Goethe — kein deutsches Ereigniss, sondern ein europäisches: ein grossartiger Versuch, das achtzehnte Jahrhundert zu überwinden durch eine Rückkehr zur Natur, durch ein Hinaufkommen zur Natürlichkeit der Renaissance, eine Art Selbstüberwindung von Seiten dieses Jahrhunderts. — Er trug dessen stärkste Instinkte in sich: die Gefühlsamkeit, die Natur-Idolatrie, das Antihistorische, das Idealistische, das Unreale und Revolutionäre (- letzteres ist nur eine Form des Unrealen).

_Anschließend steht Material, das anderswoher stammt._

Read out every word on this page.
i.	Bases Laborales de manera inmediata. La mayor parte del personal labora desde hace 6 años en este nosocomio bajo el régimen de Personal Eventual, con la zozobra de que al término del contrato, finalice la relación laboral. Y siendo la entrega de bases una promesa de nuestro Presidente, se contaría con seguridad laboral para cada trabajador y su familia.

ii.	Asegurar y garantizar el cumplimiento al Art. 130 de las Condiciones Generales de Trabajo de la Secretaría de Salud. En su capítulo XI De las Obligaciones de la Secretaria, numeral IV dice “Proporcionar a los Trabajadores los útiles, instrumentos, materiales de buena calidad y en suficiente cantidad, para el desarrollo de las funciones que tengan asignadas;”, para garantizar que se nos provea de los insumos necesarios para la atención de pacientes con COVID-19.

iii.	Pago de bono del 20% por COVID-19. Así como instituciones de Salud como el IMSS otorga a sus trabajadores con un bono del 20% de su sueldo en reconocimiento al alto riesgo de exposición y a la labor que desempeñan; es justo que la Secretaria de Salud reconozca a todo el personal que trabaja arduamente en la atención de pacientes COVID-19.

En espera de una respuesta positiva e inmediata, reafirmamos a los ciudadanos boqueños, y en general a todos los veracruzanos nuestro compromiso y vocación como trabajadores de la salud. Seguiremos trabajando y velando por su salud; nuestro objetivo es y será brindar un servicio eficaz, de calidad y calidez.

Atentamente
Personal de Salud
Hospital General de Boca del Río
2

Er nahm die Historie, die Naturwissenschaft, die Antike, insgleichen Spinoza zu Hülfe, vor Allem die praktische Thätigkeit; er umstellte sich mit lauter geschlossenen Horizonten; er löste sich nicht vom Leben ab, er stellte sich hinein; er war nicht verzagt und nahm so viel als möglich auf sich, über sich, in sich. Was er Wollte, das war Totalität; er bekämpfte das Auseinander von Vernunft, Sinnlichkeit, Gefühl, Wille (- in abschreckendster Scholastik durch Kant gepredigt, den Antipoden Goethe's), er disciplinirte sich zur Ganzheit, er schuf sich ... Goethe war, inmitten eines unreal gesinnten Zeitalters, ein überzeugter Realist: er sagte ja zu Allem, was ihm hierin verwandt war, — er hatte kein grösseres Erlebniss als jenes ens realissimum, genannt Napoleon. Goethe concipirte einen starken, hochgebildeten, in aller Leiblichkeiten geschickten, sich selbst im Zaume habenden, vor sich selber ehrfürchtigen Menschen, der sich den ganzen Umfang und Reichthum der Natürlichkeit zu gönnen wagen darf, der stark genug zu dieser Freiheit ist; den Menschen der Toleranz, nicht aus Schwäche, sondern aus Stärke, weil er Das, woran die durchschnittliche Natur zu Grunde gehn würde, noch zu seinem Vortheile zu brauchen weiss; den Menschen, für den es nichts Verbotenes mehr giebt, es sei denn die Schwäche, heisse sie nun Laster oder Tugend ... Ein solcher freigewordner Geist steht mit einem freudigen und vertrauenden Fatalismus mitten im All, im Glauben, dass nur das Einzelne verwerflich ist, dass im Ganzen sich Alles erlöst und bejaht — er verneint nicht mehr ... Aber ein solcher Glaube ist der höchste aller möglichen Glauben: ich habe ihn auf den Namen des Dionysos getauft. —
Man könnte sagen, dass in gewissem Sinne das neunzehnte Jahrhundert Das alles auch erstrebt hat, was Goethe als Person erstrebte: eine Universalität im Verstehn, im Gutheissen, ein Ansich-heran-kommen-lassen von Jedwedem, einen verwegnen Realismus, eine Ehrfurcht vor allem Thatsächlichen. Wie kommt es, dass das Gesammt-Ergebniss kein Goethe, sondern ein Chaos ist, ein nihilistisches Seufzen, ein Nicht-wissen-wo-aus-noch-ein, ein Instinkt von Ermüdung, der in praxi fortwährend dazu treibt, zum achtzehnten Jahrhundert zurückzugreifen?(- zum Beispiel als Gefühls-Romantik, als Altruismus und Hyper-Sentimentalität, als Femininismus im Geschmack, als Socialismus in der Politik.) Ist nicht das neunzehnte Jahrhundert, zumal in seinem Ausgange, bloss ein verstärktes verrohtes achtzehntes Jahrhundert, das heisst ein décadence-Jahrhundert? So dass Goethe nicht bloss für Deutschland, sondern für ganz Europa bloss ein Zwischenfall, ein schönes Umsonst gewesen wäre? — Aber man missversteht grosse Menschen, wenn man sie aus der armseligen Perspektive eines öffentlichen Nutzens ansieht. Dass man keinen Nutzen aus ihnen zu ziehn weiss, das gehört selbst vielleicht zur Grösse ...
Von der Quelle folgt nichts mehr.